Bushouse Receives ARNOVA’s Virginia Hodgkinson Research Prize

Bushouse Receives ARNOVA’s Virginia Hodgkinson Research Prize

Brenda Bushouse, former CRF Research Scholar (’06-’07) and associate professor of political science and public policy, has received the 2011 Virginia Hodgkinson Research Prize for her book, Universal Preschool: Policy Change, Stability, and the Pew Charitable Trusts.


The Virginia Hodgkinson Research Prize is awarded annually by the Association for Research on Nonprofit Organizations and Voluntary Action (ARNOVA) for the best book  on the nonprofit sector that informs policy and practice.

The committee making the award noted that “in addition to the obvious merits of the work as research, [we are] impressed by your strong and well-considered discussions of the policy implications of your findings.”

ARNOVA is a national organization founded in 1971 to bring together theory and practice related to the third sector and is one of the premier associations for scholars conducting research on nonprofits.

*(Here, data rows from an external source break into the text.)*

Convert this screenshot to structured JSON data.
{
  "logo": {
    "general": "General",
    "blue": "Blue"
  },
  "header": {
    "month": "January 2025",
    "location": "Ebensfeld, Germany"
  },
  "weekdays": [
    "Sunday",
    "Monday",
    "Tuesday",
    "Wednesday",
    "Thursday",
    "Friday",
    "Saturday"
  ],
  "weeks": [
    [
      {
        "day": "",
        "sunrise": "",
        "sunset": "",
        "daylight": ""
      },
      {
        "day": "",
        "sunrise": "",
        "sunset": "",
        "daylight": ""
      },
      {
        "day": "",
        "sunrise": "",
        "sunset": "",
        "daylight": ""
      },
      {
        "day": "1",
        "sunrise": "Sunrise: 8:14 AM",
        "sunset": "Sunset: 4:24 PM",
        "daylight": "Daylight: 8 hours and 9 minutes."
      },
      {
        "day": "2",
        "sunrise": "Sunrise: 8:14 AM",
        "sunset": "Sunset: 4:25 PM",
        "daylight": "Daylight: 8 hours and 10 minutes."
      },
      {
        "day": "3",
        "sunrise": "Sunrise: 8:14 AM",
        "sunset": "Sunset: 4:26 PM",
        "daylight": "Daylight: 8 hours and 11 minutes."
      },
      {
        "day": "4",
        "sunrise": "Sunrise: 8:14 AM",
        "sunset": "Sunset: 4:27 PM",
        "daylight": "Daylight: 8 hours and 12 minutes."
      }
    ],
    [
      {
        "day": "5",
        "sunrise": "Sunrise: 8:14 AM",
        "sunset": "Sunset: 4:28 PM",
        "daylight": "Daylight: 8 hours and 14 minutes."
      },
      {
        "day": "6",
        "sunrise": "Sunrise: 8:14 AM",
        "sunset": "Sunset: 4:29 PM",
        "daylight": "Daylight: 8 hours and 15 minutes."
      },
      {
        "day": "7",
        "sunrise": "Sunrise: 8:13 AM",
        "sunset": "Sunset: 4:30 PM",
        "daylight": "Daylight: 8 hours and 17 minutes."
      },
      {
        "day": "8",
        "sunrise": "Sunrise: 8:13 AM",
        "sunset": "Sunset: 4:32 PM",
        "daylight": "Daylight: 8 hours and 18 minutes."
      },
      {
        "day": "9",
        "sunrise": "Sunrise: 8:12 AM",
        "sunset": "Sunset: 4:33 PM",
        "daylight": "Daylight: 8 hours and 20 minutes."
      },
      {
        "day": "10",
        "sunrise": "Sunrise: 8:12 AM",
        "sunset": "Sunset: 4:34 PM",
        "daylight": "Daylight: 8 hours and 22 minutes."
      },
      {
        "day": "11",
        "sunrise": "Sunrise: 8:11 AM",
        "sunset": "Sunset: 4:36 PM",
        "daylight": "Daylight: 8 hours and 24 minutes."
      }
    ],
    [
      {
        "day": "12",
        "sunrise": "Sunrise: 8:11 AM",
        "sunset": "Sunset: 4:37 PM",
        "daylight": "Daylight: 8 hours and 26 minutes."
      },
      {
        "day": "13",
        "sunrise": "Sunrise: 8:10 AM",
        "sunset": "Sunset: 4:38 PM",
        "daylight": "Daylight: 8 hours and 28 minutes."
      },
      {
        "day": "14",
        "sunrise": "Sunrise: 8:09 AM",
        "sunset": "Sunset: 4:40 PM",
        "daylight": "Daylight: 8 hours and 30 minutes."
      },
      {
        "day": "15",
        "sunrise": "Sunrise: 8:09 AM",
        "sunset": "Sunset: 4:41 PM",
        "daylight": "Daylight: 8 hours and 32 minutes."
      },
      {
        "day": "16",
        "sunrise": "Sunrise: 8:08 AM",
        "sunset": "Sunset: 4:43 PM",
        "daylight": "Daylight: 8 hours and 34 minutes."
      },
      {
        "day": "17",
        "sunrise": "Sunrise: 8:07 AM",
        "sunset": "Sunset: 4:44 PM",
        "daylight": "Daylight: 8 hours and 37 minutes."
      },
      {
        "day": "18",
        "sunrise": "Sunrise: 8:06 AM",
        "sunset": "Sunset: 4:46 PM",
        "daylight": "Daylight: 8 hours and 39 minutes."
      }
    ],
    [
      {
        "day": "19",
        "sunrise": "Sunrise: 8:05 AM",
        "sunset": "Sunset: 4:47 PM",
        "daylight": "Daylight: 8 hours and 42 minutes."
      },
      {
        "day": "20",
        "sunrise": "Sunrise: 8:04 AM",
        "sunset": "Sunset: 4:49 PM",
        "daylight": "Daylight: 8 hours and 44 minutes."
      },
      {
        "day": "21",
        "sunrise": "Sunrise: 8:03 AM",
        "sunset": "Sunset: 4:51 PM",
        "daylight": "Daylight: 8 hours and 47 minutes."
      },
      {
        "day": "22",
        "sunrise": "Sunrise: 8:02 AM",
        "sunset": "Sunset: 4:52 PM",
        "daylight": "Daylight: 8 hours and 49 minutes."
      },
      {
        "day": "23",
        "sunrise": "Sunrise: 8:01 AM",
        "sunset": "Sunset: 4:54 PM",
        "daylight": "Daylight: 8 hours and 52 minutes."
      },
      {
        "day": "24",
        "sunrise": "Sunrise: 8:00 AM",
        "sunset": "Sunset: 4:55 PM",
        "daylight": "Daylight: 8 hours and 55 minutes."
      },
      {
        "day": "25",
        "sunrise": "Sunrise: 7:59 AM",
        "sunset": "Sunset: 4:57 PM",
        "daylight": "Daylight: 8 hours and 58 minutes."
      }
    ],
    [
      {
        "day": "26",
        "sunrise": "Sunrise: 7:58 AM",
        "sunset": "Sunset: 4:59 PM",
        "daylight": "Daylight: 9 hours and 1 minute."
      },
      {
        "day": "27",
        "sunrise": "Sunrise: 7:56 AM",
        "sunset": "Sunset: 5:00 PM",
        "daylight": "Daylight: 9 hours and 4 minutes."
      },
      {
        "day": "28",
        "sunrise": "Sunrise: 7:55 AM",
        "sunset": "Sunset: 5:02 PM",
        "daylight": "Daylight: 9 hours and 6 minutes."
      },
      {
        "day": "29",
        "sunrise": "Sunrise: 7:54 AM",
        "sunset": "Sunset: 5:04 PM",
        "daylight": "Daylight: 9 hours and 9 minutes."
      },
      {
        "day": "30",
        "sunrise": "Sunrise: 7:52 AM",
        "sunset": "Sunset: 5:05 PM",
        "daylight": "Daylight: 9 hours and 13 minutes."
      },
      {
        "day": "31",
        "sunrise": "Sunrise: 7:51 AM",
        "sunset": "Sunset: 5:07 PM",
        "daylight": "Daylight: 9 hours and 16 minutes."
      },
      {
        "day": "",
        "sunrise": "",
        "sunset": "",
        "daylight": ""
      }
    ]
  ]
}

The prize recognizes the pioneering role of Virginia Hodgkinson in the research on philanthropy and nonprofit organizations. In her role as vice president of research at Independent Sector, Virginia played a leading part in advancing our understanding of the role of the nonprofit sector in the United States and abroad. She also was instrumental in developing many of the important institutions and organizations supporting research on philanthropy, volunteering and nonprofit organizations and was a mentor to many scholars and policymakers in the field.

Bushouse  is an expert on the national universal preschool movement.  Universal Preschool: Policy Change, Stability and the Pew Charitable Trusts was published by SUNY Press and examines the rise of state-funded preschool education and the role of private foundations in policy change.

Bushouse is a past recipient of an Ian Axford Fellowship in Public Policy (New Zealand) and has served as a researcher for Zero to Three, a national nonprofit that advocates for infants and toddlers.

Her current research is on governance issues and how they impact nonprofit accountability, effectiveness, and decision-making in nonprofits. Prior to coming to UMass, professor Bushouse worked in economic development for both local and federal government.

Bushouse will receive the ARNOVA prize at an awards luncheon on November 18.